The Coalition Time Out
Israel watchers have been expecting icy relations between Obama and Bibi to worsen -- but the post-election period may offer an unexpected thaw.
The formation of a narrow right-wing government in Israel has triggered a tsunami of speculation that the cold war brewing between Prime Minister Benjamin Netanyahu and U.S. President Barack Obama is bound to get a lot colder.
The formation of a narrow right-wing government in Israel has triggered a tsunami of speculation that the cold war brewing between Prime Minister Benjamin Netanyahu and U.S. President Barack Obama is bound to get a lot colder.
Supporters of Israel, primarily in the pro-Israeli Jewish community in the United States, worry greatly that a second-term U.S. president freed from the constraints of reelection pressures, and already angry and frustrated with Netanyahu’s behavior, will take him to the woodshed and pressure Netanyahu on settlements, and, if necessary, add America’s support to the growing campaign for Palestinian statehood at the U.N. Critics eagerly anticipate and hope for the whipping. After all, given the history of tensions in the relationship, isn’t a worsening of ties inevitable? In the last 20 months of the Obama administration aren’t we going to see a collision between a willful U.S. president and a tough-talking prime minister playing games on Palestinian statehood and presiding over a coalition of Haredis and right-wing Zionists?
Not so fast. I don’t doubt the mistrust and animus on each side. Nor do I trivialize the divide that separates Obama and Netanyahu on a variety of issues. At the same time, I’m not all that sure that the expected confrontation is as inevitable as it might appear — at least for much of 2015. And here’s why.
Selling the Iran deal and the double whammy
Governing is about choosing. And right now the Obama administration’s main priority is negotiating, selling and implementing the Iran deal. The last thing the president wants or needs now is to open a second front with Israel on either Iran or the Palestinian issue.
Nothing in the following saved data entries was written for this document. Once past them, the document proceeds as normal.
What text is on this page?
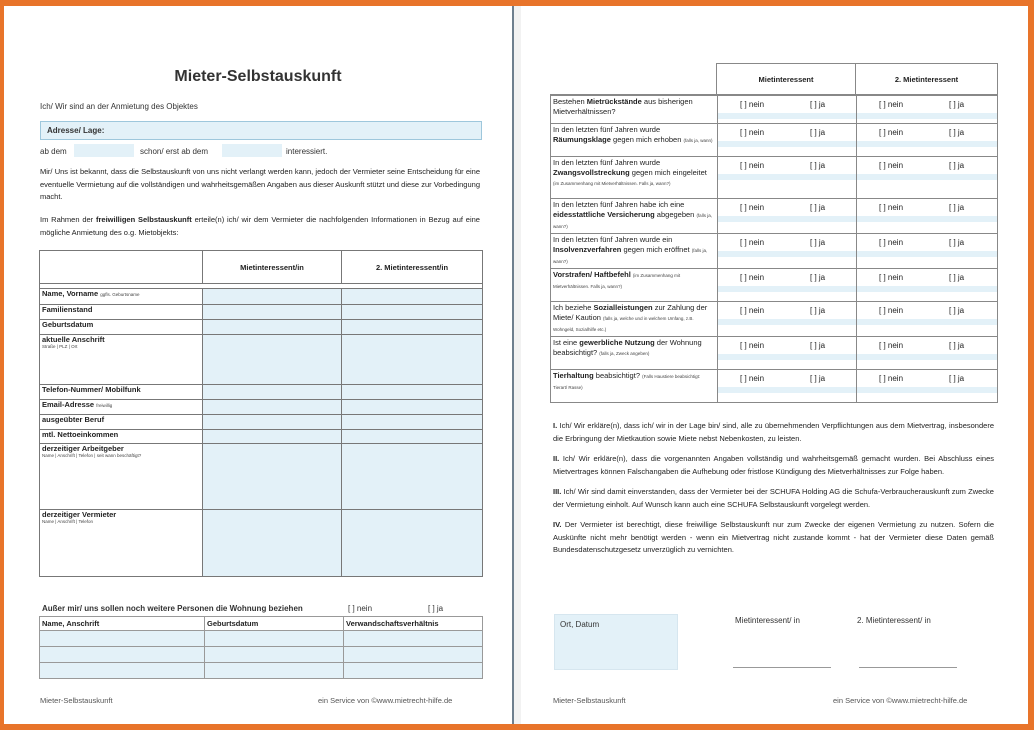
Mieter-Selbstauskunft
Ich/ Wir sind an der Anmietung des Objektes
Adresse/ Lage:
ab dem	schon/ erst ab dem	interessiert.
Mir/ Uns ist bekannt, dass die Selbstauskunft von uns nicht verlangt werden kann, jedoch der Vermieter seine Entscheidung für eine eventuelle Vermietung auf die vollständigen und wahrheitsgemäßen Angaben aus dieser Auskunft stützt und diese zur Vorbedingung macht.
Im Rahmen der freiwilligen Selbstauskunft erteile(n) ich/ wir dem Vermieter die nachfolgenden Informationen in Bezug auf eine mögliche Anmietung des o.g. Mietobjekts:
	Mietinteressent/in	2. Mietinteressent/in

Name, Vorname ggfls. Geburtsname		
Familienstand		
Geburtsdatum		

aktuelle Anschrift
Straße | PLZ | Ort		

Telefon-Nummer/ Mobilfunk		
Email-Adresse freiwillig		
ausgeübter Beruf		
mtl. Nettoeinkommen		

derzeitiger Arbeitgeber
Name | Anschrift | Telefon | seit wann beschäftigt?		

derzeitiger Vermieter
Name | Anschrift | Telefon		

Außer mir/ uns sollen noch weitere Personen die Wohnung beziehen	[ ] nein	[ ] ja
Name, Anschrift	Geburtsdatum	Verwandschaftsverhältnis

Mieter-Selbstauskunft	ein Service von ©www.mietrecht-hilfe.de
	Mietinteressent	2. Mietinteressent
Bestehen Mietrückstände aus bisherigen Mietverhältnissen?	[ ] nein [ ] ja	[ ] nein [ ] ja

In den letzten fünf Jahren wurde Räumungsklage gegen mich erhoben (falls ja, wann)	[ ] nein [ ] ja	[ ] nein [ ] ja

In den letzten fünf Jahren wurde Zwangsvollstreckung gegen mich eingeleitet (im Zusammenhang mit Mietverhältnissen. Falls ja, wann?)	[ ] nein [ ] ja	[ ] nein [ ] ja

In den letzten fünf Jahren habe ich eine eidesstattliche Versicherung abgegeben (falls ja, wann?)	[ ] nein [ ] ja	[ ] nein [ ] ja

In den letzten fünf Jahren wurde ein Insolvenzverfahren gegen mich eröffnet (falls ja, wann?)	[ ] nein [ ] ja	[ ] nein [ ] ja

Vorstrafen/ Haftbefehl (im Zusammenhang mit Mietverhältnissen. Falls ja, wann?)	[ ] nein [ ] ja	[ ] nein [ ] ja

Ich beziehe Sozialleistungen zur Zahlung der Miete/ Kaution (falls ja, welche und in welchem Umfang, z.B. Wohngeld, Sozialhilfe etc.)	[ ] nein [ ] ja	[ ] nein [ ] ja

Ist eine gewerbliche Nutzung der Wohnung beabsichtigt? (falls ja, Zweck angeben)	[ ] nein [ ] ja	[ ] nein [ ] ja

Tierhaltung beabsichtigt? (Falls Haustiere beabsichtigt: Tierart/ Rasse)	[ ] nein [ ] ja	[ ] nein [ ] ja
I. Ich/ Wir erkläre(n), dass ich/ wir in der Lage bin/ sind, alle zu übernehmenden Verpflichtungen aus dem Mietvertrag, insbesondere die Erbringung der Mietkaution sowie Miete nebst Nebenkosten, zu leisten.
II. Ich/ Wir erkläre(n), dass die vorgenannten Angaben vollständig und wahrheitsgemäß gemacht wurden. Bei Abschluss eines Mietvertrages können Falschangaben die Aufhebung oder fristlose Kündigung des Mietverhältnisses zur Folge haben.
III. Ich/ Wir sind damit einverstanden, dass der Vermieter bei der SCHUFA Holding AG die Schufa-Verbraucherauskunft zum Zwecke der Vermietung einholt. Auf Wunsch kann auch eine SCHUFA Selbstauskunft vorgelegt werden.
IV. Der Vermieter ist berechtigt, diese freiwillige Selbstauskunft nur zum Zwecke der eigenen Vermietung zu nutzen. Sofern die Auskünfte nicht mehr benötigt werden - wenn ein Mietvertrag nicht zustande kommt - hat der Vermieter diese Daten gemäß Bundesdatenschutzgesetz unverzüglich zu vernichten.
Ort, Datum	Mietinteressent/ in	2. Mietinteressent/ in
Mieter-Selbstauskunft	ein Service von ©www.mietrecht-hilfe.de
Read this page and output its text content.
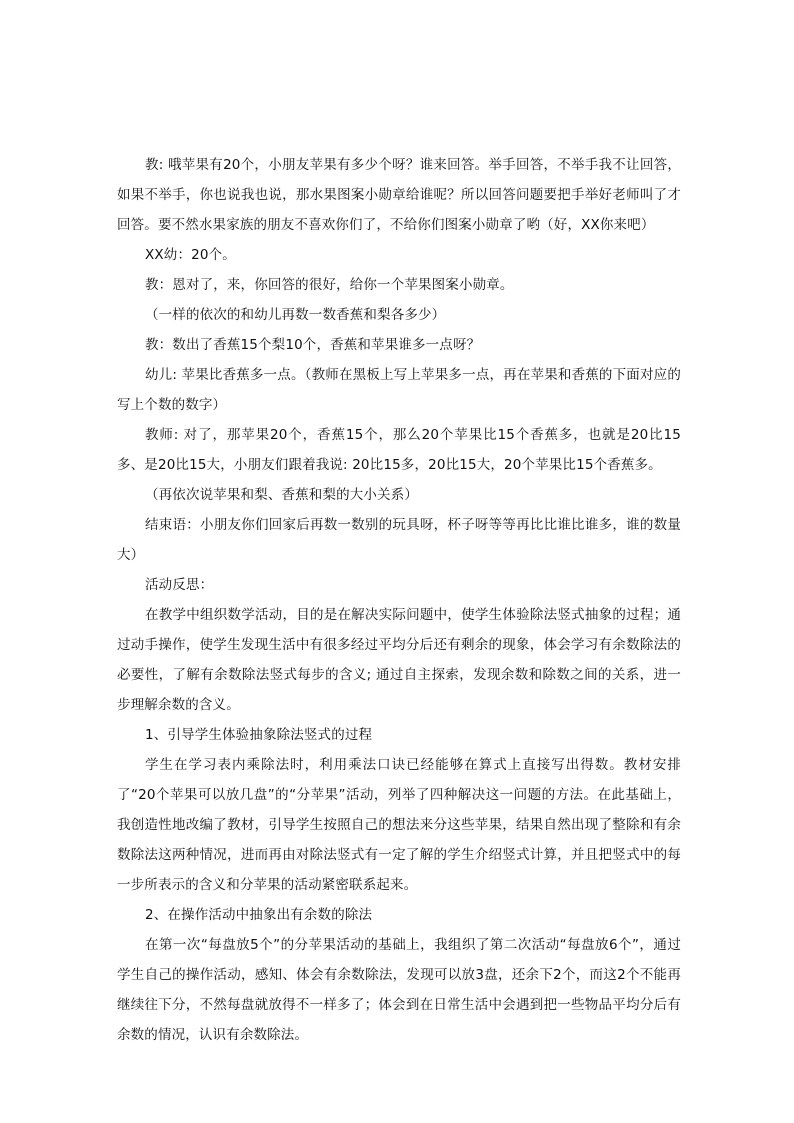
教: 哦苹果有20个，小朋友苹果有多少个呀？谁来回答。举手回答，不举手我不让回答，如果不举手，你也说我也说，那水果图案小勋章给谁呢？所以回答问题要把手举好老师叫了才回答。要不然水果家族的朋友不喜欢你们了，不给你们图案小勋章了哟（好，XX你来吧）

XX幼：20个。

教：恩对了，来，你回答的很好，给你一个苹果图案小勋章。

（一样的依次的和幼儿再数一数香蕉和梨各多少）

教：数出了香蕉15个梨10个，香蕉和苹果谁多一点呀？

幼儿: 苹果比香蕉多一点。（教师在黑板上写上苹果多一点，再在苹果和香蕉的下面对应的写上个数的数字）

教师: 对了，那苹果20个，香蕉15个，那么20个苹果比15个香蕉多，也就是20比15多、是20比15大，小朋友们跟着我说: 20比15多，20比15大，20个苹果比15个香蕉多。

（再依次说苹果和梨、香蕉和梨的大小关系）

结束语：小朋友你们回家后再数一数别的玩具呀，杯子呀等等再比比谁比谁多，谁的数量大）

活动反思：

在教学中组织数学活动，目的是在解决实际问题中，使学生体验除法竖式抽象的过程；通过动手操作，使学生发现生活中有很多经过平均分后还有剩余的现象，体会学习有余数除法的必要性，了解有余数除法竖式每步的含义; 通过自主探索，发现余数和除数之间的关系，进一步理解余数的含义。

1、引导学生体验抽象除法竖式的过程

学生在学习表内乘除法时，利用乘法口诀已经能够在算式上直接写出得数。教材安排了“20个苹果可以放几盘”的“分苹果”活动，列举了四种解决这一问题的方法。在此基础上，我创造性地改编了教材，引导学生按照自己的想法来分这些苹果，结果自然出现了整除和有余数除法这两种情况，进而再由对除法竖式有一定了解的学生介绍竖式计算，并且把竖式中的每一步所表示的含义和分苹果的活动紧密联系起来。

2、在操作活动中抽象出有余数的除法

在第一次“每盘放5个”的分苹果活动的基础上，我组织了第二次活动“每盘放6个”，通过学生自己的操作活动，感知、体会有余数除法，发现可以放3盘，还余下2个，而这2个不能再继续往下分，不然每盘就放得不一样多了；体会到在日常生活中会遇到把一些物品平均分后有余数的情况，认识有余数除法。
What’s more is that once the deal is concluded we’ll be entering a fairly prolonged period where implementation of the deal will be key. Congress and every 2016 presidential candidate will be watching like hawks to see if the administration has been snookered by Iran. And so will the Saudis and Israelis. The process of reassuring the Gulf Arabs will ramp up into high gear at this week’s Camp David summit. So there will have to be an Israeli piece of the reassurance package as well. The actual conclusion of a U.S.-Iran deal will be huge news, create piles of broken crockery in the U.S.-Israeli relationship, and to secure formal Congressional buy-in will require more than just a set of “just get over it” talking points for Israel. This is likely to take the form of more military hardware and intelligence cooperation. Nor should we rule out — even with the White House’s recent cold-shoulder policy — an Obama-Netanyahu meeting.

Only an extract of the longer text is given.